Saturday, August 28, 2004

Woohoo! It seems that Kevin Smith is planning a sequel to the movie "Clerks"...
The sequel picks up 10 years later.

"It's about what happens when that lazy, 20-something malaise lasts into your 30s. Those dudes are kind of still mired, not in that same exact situation, but in a place where it's time to actually grow up and do something more than just sit around and dissect pop culture and talk about sex," Smith said during an interview at his Hollywood office. "It's: What happened to these dudes?"

Read the whole article...it seems that he is going to keep this a reasonably low-budget affair and he managed to sign on just about the entire original cast...so much for his promise to never make another film with Jay and Silent Bob in it!
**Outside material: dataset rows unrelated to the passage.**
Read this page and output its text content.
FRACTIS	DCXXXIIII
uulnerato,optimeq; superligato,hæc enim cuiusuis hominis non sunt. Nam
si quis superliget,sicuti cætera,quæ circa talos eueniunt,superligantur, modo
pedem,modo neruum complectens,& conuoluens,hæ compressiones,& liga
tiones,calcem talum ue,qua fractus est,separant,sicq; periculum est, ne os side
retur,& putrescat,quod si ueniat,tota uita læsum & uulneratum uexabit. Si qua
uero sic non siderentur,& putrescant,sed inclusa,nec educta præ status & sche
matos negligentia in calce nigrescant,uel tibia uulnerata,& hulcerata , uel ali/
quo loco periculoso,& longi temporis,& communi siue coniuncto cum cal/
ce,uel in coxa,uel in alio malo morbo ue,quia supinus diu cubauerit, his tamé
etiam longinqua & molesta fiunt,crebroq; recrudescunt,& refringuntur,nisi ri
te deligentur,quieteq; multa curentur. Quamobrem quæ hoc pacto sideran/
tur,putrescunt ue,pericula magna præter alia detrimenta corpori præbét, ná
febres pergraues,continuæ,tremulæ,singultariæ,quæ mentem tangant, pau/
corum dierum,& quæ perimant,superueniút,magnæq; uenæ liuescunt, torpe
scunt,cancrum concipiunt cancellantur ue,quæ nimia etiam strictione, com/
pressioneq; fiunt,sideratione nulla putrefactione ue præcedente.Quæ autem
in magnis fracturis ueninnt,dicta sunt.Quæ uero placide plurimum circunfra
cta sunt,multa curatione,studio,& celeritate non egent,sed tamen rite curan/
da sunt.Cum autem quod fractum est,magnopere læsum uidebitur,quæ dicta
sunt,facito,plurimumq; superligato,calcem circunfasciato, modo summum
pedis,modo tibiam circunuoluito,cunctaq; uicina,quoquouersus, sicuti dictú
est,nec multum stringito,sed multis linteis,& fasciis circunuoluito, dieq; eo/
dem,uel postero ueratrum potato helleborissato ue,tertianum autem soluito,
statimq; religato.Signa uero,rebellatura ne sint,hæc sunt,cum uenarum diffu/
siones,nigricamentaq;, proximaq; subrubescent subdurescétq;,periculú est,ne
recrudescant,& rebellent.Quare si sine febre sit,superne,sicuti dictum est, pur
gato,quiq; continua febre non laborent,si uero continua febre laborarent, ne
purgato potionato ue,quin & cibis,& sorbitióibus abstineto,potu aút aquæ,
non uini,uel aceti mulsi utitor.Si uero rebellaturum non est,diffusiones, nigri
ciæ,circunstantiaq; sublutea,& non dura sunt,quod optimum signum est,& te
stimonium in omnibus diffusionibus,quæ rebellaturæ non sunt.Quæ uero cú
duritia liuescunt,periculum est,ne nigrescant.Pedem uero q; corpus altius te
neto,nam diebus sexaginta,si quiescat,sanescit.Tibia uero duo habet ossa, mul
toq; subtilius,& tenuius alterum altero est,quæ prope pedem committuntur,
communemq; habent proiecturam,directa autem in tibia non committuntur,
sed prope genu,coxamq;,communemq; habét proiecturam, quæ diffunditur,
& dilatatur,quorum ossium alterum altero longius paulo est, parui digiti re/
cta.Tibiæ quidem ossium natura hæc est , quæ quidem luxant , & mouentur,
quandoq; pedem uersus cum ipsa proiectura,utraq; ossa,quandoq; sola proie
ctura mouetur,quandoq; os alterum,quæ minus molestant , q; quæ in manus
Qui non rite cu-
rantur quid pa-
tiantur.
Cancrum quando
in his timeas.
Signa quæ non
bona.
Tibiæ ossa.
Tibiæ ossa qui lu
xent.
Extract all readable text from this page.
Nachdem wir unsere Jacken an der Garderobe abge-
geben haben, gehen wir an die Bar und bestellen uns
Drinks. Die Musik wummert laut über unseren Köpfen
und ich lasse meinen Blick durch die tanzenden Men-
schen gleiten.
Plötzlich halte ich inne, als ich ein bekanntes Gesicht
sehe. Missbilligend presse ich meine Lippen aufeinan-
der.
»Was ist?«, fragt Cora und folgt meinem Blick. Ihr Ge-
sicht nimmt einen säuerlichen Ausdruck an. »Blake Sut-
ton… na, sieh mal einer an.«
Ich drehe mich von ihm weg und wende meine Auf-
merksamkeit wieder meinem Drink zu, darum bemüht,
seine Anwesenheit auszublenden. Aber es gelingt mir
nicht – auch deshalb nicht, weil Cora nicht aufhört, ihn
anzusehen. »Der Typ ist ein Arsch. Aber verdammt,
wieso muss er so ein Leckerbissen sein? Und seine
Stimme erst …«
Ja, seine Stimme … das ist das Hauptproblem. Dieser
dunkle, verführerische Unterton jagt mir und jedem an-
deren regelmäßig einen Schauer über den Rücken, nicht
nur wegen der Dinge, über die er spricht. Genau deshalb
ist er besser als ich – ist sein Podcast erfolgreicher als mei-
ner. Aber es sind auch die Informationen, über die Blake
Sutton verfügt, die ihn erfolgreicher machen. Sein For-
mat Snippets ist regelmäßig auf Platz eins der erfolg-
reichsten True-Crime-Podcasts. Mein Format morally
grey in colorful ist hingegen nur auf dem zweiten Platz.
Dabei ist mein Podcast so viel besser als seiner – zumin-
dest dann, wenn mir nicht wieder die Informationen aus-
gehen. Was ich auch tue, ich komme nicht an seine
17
Wednesday, August 25, 2004

A nice informative list of 12 techniques for causing yourself testicular pain. Just FYI for the vast number of men who take great pleasure in having great testicular pain inflicted upon them...freaks that they are!

Need a good laugh? Take a look at "Top 10 Most Ridiculous Black Metal Pics of All Time" and chuckle away at the absurd posturing and ridiculous costumes that are presented in a feeble and retarded attempt at looking eeeeeevil!!

Immortal takes the number two spot with this pic, and for good reason. LOOK AT THOSE FUCKING SHIN GUARDS! Since when did Satan have his own ice hockey team? Horgh wins #2 for the evil goalie look. But that's not all. What about Abbath's weapon!? What the fuck is that? It looks more like the Bat Signal than an axe. I just don't know what to think actually. Last, but not least, is Iscariah. The leather pants. The chainmail. The belt that turns said chainmail into a skirt. Ask Jonny, but I think Bennett developed that look in Commando. The only reason why this photo didn't make #1 is because of the lack of taxidermy.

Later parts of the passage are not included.